When David Boardman, Klein College’s dean, called Brown to tell her that she would receive the alumni award, she broke into tears, she said.

“I’m kind of in shock,” Brown said. “I’m in shock about everything. I just never thought it would happen.”

Julie Brown explains how she felt
when discovering she would join
the Alumni Hall of Fame.

“We are thrilled to have the opportunity to honor Julie. Her courageous reporting is a perfect manifestation of Temple’s motto: Perseverance matters,” Boardman wrote in an email to The Temple News. 

Brown, raised by a single mother, left home at 16. Four years later, she received a scholarship to pay for her full tuition at Temple but continued to waitress throughout college to pay her rent, she said.

At Temple, Brown’s journalism professors continuously encouraged her to get out into the field and write, she said, which is the best advice she can give to journalism students today.

“In reality, you learn the most about journalism by going out and reporting and learning on your own, even if its covering the local sports game,” Brown said.

Brown was able to work her way up to a reporting job at the Philadelphia Daily News in 1996, a product of her willingness to write about a wide range of topics, she said.

“I worked really hard to make sure I could do almost anything that the editors asked me to do,” Brown said. 

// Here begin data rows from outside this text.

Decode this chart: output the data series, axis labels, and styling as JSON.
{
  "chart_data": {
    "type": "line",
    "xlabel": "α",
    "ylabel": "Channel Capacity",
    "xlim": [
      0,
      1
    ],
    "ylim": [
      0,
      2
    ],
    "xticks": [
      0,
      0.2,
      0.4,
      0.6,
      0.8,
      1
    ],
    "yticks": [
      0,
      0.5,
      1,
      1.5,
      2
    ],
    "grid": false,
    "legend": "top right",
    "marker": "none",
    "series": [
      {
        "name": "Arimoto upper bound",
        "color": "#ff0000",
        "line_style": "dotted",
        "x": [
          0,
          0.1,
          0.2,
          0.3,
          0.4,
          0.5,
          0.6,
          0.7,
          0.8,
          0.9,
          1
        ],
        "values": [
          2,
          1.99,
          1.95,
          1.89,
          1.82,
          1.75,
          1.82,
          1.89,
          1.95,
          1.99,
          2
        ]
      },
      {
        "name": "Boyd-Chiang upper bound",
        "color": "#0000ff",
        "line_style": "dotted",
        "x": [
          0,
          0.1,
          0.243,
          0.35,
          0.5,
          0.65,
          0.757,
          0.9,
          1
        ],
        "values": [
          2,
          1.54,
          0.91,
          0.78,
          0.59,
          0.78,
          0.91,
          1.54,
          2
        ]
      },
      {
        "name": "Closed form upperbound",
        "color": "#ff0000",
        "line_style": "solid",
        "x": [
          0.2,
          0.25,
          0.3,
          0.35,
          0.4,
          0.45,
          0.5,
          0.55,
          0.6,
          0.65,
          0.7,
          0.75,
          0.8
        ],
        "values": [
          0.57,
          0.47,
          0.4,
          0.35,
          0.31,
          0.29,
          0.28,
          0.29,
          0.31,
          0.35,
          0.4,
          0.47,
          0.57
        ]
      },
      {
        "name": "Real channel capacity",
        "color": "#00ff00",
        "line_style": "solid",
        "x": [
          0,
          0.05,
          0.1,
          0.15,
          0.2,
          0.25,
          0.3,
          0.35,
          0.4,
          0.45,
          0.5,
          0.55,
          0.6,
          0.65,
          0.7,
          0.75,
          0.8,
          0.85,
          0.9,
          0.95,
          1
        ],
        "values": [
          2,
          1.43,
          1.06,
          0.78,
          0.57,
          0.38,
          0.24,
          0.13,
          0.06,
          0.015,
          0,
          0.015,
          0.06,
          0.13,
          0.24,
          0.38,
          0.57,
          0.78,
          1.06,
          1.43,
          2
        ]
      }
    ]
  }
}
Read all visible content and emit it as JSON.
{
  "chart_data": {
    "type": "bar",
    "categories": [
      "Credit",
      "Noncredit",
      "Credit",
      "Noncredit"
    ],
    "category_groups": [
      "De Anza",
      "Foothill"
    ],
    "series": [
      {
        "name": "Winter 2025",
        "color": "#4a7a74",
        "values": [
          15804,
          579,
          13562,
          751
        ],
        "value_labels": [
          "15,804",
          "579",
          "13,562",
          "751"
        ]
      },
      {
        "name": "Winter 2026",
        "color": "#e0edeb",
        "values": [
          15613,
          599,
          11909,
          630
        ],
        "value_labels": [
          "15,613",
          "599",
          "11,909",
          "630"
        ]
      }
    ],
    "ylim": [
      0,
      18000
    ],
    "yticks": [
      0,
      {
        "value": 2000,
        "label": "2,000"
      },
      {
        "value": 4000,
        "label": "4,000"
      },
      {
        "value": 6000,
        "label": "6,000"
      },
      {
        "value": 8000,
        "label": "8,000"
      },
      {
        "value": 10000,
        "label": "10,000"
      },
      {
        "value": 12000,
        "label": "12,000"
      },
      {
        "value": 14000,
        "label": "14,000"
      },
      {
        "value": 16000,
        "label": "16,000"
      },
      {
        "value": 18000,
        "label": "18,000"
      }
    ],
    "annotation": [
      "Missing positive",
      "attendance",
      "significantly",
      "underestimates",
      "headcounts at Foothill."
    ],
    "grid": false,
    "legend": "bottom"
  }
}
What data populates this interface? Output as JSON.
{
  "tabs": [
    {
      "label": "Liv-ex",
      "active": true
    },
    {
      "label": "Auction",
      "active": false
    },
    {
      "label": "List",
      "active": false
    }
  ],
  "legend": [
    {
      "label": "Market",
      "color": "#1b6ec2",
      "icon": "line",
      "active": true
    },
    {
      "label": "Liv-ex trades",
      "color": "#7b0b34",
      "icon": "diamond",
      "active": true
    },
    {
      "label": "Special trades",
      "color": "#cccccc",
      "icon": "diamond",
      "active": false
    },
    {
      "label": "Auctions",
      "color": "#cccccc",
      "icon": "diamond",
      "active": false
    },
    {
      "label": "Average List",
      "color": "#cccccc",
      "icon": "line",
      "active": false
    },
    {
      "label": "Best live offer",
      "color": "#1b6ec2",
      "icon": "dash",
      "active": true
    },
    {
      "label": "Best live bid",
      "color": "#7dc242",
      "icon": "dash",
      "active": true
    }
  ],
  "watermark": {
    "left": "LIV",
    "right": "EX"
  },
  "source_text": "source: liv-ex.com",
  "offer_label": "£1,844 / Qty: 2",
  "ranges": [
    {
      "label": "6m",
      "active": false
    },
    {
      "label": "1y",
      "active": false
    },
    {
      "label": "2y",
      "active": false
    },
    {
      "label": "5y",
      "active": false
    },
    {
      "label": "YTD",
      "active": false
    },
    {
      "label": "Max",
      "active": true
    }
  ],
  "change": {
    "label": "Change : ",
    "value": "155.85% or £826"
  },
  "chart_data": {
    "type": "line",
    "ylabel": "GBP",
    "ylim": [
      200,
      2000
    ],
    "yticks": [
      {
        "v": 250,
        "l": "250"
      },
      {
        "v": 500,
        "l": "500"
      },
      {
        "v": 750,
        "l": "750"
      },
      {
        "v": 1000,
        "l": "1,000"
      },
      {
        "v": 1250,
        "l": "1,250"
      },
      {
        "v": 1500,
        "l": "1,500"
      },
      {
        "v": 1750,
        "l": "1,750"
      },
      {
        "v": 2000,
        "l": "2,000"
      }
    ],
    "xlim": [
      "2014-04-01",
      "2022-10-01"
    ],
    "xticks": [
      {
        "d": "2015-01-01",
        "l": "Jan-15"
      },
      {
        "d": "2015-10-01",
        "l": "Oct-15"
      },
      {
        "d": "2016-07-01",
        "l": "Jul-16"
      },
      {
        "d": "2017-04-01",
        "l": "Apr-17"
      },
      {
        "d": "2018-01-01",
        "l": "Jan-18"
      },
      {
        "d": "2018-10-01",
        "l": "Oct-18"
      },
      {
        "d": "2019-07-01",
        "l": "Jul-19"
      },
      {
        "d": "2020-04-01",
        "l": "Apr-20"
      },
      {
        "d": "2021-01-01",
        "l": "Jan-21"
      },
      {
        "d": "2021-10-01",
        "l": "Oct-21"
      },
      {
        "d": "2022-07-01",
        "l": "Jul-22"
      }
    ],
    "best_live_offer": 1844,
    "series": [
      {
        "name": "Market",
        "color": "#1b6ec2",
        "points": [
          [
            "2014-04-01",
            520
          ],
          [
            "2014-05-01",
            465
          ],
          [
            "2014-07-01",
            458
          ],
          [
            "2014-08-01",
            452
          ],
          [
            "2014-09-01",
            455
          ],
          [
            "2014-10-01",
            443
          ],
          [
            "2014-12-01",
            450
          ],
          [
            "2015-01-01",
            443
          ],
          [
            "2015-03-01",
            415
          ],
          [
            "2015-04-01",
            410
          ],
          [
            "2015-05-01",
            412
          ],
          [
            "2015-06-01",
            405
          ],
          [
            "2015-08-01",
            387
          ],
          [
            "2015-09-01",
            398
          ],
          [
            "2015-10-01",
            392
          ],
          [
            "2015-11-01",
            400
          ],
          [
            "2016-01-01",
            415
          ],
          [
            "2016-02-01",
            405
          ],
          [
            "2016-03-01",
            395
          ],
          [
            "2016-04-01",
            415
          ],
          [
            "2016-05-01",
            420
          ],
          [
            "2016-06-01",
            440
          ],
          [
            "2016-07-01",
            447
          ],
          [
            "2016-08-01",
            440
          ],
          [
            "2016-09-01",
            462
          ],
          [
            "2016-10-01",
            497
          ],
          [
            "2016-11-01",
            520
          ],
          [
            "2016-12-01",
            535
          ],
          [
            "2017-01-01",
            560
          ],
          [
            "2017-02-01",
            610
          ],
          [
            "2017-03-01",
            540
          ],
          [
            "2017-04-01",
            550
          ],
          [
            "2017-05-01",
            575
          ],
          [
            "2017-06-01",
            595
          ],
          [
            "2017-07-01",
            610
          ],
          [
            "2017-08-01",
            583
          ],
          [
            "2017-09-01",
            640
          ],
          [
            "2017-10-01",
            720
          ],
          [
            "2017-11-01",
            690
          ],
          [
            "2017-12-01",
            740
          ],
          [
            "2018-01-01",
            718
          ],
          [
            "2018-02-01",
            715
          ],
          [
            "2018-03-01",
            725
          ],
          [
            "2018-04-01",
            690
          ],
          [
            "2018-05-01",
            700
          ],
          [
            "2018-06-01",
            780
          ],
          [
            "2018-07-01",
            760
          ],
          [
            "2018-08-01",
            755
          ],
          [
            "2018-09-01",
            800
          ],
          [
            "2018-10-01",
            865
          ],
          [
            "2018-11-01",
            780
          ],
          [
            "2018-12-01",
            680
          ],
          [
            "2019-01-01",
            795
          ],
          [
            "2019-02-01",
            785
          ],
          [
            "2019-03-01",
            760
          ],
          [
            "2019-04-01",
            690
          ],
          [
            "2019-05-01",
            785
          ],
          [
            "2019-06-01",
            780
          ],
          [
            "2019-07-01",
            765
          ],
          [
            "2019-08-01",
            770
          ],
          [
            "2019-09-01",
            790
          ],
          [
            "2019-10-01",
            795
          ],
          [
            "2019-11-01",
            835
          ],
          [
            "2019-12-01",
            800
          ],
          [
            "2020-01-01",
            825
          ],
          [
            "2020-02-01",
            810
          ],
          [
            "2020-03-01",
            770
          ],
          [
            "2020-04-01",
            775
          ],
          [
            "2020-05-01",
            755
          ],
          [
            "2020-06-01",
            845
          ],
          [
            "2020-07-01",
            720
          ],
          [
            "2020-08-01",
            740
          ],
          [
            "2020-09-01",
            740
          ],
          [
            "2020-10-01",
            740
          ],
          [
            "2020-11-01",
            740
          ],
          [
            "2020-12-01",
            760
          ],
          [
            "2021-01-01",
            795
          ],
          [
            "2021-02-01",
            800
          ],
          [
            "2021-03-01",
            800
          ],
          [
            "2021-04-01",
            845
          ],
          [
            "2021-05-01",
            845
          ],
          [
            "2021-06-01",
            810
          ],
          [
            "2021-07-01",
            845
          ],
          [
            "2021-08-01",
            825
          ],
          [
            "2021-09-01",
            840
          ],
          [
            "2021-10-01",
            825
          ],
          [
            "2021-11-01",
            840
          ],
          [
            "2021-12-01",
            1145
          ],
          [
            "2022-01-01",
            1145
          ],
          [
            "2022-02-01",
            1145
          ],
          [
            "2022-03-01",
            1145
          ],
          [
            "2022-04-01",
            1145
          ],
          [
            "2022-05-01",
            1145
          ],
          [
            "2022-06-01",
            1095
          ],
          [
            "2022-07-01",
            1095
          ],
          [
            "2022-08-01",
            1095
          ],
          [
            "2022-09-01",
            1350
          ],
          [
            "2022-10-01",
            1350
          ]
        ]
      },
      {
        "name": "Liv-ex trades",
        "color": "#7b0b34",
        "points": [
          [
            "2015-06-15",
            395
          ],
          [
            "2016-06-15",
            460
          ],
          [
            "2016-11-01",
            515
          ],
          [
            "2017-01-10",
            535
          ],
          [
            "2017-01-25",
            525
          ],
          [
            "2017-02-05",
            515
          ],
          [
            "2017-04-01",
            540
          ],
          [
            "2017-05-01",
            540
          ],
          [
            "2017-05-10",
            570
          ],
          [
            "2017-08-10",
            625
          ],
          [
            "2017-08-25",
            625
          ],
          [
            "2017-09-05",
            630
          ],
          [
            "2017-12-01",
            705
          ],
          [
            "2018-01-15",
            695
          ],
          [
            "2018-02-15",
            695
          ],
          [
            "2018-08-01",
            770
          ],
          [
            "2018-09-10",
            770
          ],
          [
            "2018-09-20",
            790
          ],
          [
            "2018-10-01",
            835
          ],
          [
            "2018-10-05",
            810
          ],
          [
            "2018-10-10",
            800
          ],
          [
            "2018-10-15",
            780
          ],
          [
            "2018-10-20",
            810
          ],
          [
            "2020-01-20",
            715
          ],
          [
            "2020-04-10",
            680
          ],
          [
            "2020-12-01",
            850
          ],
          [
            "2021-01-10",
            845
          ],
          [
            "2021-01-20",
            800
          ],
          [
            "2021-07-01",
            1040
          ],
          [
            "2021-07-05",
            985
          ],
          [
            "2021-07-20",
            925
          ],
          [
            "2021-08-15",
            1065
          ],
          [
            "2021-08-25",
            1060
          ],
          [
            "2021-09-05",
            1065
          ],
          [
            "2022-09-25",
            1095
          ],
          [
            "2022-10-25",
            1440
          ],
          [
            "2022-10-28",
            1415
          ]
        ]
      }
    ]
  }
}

Barbara Laker, an investigative reporter at the Philadelphia Inquirer, worked at the Philadelphia Daily News, starting in 1993. She worked alongside Brown, who she said is one of the “best reporters in the business.”

“I just remember whenever she was put on a story, because we were competing with the Inquirer, other reporters in the city would get really nervous because they knew she was a pro and that she wouldn’t let up,” Laker added.

While at the Daily News, Brown wrote an investigative series on a scourge of Hepatitis C infections among Philadelphia firefighters, Laker said, which led to mandatory testing for public safety workers nationwide.

“She would see stories that no one else would see, she would have the making in her to know how to get that story,” Laker said.

More than three decades after graduating, Brown said she’s grateful for how much Temple believed in her.

“If it wasn’t for Temple, I wouldn’t be here,” Brown said. “Hey, maybe, if it wasn’t for Temple, Jeffrey Epstein would still be flying his plane around with sex trafficking victims. Who knows?”